Anak-anak belajar menemukan kontek saat mereka membaca, dari naskah yang
menggunakan bahasa sehari-hari. Pembelajaran ini telah berhasil meningkatkan
kecerdasan anak-anak sampai jenjang perguruan tinggi. Pembelajaran menekankan
pada keterampilan berpikir, didukung oleh guru-guru berkualitas tinggi, dan
sarana prasarana kelas, dan pembaruan alat laboratorium.
Kesimpulan
dari penelitian PISA, TIMMS, PIRLS, menyimpulkan bahwa nilai nasional pada mata
pelajaran seperti membaca, matematika, dan sains cenderung sangat berkorelasi.
Tujuh dari negara dengan skor membaca tertinggi dalam data yang dikumpulkan
oleh PISA, juga berada di delapan negara tertinggi yang memperoleh skor
tertinggi dalam matematika dan sains. Penelitian ini mengkerucutkan arti
kualitas seorang guru harus diukur dari budaya literasi. Di Amerika Serikat,
budaya literasi yang dimiliki seorang calon guru, menjadi syarat kelulusan
dalam seleksi calon guru. Kemampuan baca rendah anak-anak didik, tidak lepas
dari campur tangan para guru.
Berkaitan
dengan rencana peningkatan mutu guru berbasis zonasi, penulis tidak menemukan
hal esensial dalam kebijakan baru ini. Pokok dasar masalah guru, bukan pada
metode pembenahannya yang harus dikedepankan oleh pemerintah, tetapi masalah
pemetaan dan distribusi guru. Jumlah 3,1 juta orang guru PNS secara nasional,
telah memenuhi kuota kebutuhan guru, tetapi jika dilihat fakta dilapangan masih
ada sekolah tanpa guru PNS.
Permasalahan
mendasar lainnya adalah masalah konten dan konsitensi dalam model penigkatan
mutu guru. Program sertifikasi dengan tunjangan sertifikasi banyak dikritisi
tidak menghasilkan apa-apa untuk guru, bukan berarti program sertifikasi guru
gagal meningkatkan kualitas guru, tetapi ada subtansi program yang harus
dievaluasi. Amerika Serikat yang sudah lebih dulu melakukan program sertifikasi
sampai sekarang masih menghadapi kendala dalam hal kualitas guru.
Upaya
yang dilakukan mereka adalah melakukan seleksi ketat dalam rekruitmen guru, dan
meningkatkan peran serta organisasi profesi guru dalam mengawal kualitas guru.

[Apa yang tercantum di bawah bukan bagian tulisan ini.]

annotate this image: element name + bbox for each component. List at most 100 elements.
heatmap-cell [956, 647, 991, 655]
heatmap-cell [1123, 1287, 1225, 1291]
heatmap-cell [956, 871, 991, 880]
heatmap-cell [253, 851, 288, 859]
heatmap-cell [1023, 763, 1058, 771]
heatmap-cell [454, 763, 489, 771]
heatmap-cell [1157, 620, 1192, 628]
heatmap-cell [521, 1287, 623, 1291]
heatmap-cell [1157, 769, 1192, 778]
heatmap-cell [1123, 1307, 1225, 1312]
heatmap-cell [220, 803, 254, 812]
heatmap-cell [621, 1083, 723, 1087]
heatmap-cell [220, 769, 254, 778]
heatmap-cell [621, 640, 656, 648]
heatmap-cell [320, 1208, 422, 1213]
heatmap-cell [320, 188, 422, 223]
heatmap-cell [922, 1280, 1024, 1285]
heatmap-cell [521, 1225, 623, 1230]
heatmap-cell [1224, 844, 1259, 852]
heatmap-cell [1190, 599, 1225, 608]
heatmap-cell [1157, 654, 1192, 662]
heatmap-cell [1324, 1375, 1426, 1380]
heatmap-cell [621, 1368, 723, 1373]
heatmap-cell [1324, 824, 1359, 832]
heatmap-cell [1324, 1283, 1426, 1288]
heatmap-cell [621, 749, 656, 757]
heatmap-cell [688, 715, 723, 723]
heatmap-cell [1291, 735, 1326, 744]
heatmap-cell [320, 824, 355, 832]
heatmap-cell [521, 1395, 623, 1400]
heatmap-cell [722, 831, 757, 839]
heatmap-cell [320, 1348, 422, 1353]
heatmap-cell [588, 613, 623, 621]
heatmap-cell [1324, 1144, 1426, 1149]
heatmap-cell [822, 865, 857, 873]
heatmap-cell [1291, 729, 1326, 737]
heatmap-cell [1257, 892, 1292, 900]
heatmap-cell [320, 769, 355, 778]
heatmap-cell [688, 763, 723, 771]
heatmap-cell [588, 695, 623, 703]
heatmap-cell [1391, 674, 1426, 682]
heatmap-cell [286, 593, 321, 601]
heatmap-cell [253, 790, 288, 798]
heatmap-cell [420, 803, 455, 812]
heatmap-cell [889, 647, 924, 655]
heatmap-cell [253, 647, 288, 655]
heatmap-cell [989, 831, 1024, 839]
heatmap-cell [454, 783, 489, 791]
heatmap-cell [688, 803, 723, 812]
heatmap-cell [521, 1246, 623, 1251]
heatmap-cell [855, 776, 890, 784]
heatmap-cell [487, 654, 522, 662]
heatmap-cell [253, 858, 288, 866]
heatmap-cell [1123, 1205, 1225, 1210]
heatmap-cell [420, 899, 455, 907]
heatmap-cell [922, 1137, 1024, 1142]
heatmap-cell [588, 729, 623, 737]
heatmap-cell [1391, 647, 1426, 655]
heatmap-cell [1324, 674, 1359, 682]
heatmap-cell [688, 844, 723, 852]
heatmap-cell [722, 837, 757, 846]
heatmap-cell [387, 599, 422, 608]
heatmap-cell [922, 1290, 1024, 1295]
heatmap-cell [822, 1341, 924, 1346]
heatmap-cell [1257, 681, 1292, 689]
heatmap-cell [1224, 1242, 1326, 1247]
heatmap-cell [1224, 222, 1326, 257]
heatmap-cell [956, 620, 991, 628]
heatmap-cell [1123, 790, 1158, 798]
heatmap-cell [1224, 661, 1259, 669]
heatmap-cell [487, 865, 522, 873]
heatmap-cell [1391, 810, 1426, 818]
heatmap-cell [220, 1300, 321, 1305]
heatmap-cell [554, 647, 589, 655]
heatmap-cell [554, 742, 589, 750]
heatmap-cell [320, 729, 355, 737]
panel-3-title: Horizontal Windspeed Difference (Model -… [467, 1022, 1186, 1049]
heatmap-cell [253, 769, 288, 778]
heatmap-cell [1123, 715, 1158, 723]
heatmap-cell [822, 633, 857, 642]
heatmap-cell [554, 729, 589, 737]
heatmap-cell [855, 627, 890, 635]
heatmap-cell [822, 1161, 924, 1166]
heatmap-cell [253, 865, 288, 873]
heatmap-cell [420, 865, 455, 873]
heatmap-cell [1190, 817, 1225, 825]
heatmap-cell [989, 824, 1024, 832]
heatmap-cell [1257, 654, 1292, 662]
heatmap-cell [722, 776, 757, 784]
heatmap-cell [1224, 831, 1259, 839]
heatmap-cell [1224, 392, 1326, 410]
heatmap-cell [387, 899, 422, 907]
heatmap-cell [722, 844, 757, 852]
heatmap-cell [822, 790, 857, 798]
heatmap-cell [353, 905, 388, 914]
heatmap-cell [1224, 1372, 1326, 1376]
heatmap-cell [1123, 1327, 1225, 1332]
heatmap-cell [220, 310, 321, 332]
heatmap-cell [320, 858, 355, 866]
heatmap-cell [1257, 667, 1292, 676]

Selain itu, pemerintah Amerika terus membenahi lembaga-lembaga pendidikan yang
mendidik para calon guru, dengan melakukan akreditasi ketat pada lembaga
tersebut. Dari sisi keilmuan, profesi guru yang masih dianggap semi profesi,
secara keilmuan harus terus ditingkatkan melibatkan lembaga pendidikan tinggi
keguruan (LPTK) terakreditasi sangat baik, agar keilmuannya sama dengan dokter
dan pengacara. Dengan demikian tidak bisa sembarangan orang dengan berbagai
macam latar belakang pendidikan bisa menjadi guru. Awal karier seorang guru,
harus diawali dari panggilan jiwa dan punya kepribadian seorang guru.
Kegagalan
pemerintah dalam menata kebutuhan guru, terlihat pada rekruitmen calon guru yang latar belakang pendidikannya tidak
tersedia dilapangan seperti guru kewirausahaan. Alhasil pada kuota guru
kewirausahaan tidak ada satu pun calon guru yang mendaftar karena tidak ada
lembaga pendidikan tinggi yang menyediakan sarjana kewirausahan. Untuk itu,
pemerintah harus betul-betul serius mengelola kebutuhan guru, dengan menggali
data dari lapangan dan melibatkan akdemisi, praktisi, dan organisasi profesi
guru ketika akan mengeksekusi sebuah kebijakan dalam penataan dan peningkatan
kualitas guru.
Berdasarkan
survey di tingkat internasional, masyarakat Indonesia masih memiliki
penghormatan tinggi kepada guru. Penghormatan masyarakat kepada guru, harus
segera diimbangi dengan program-program peningkatan mutu guru melalui evaluasi substansi
program sertifikasi yang sudah ada secara berkelanjutan. Wallahu ‘alam.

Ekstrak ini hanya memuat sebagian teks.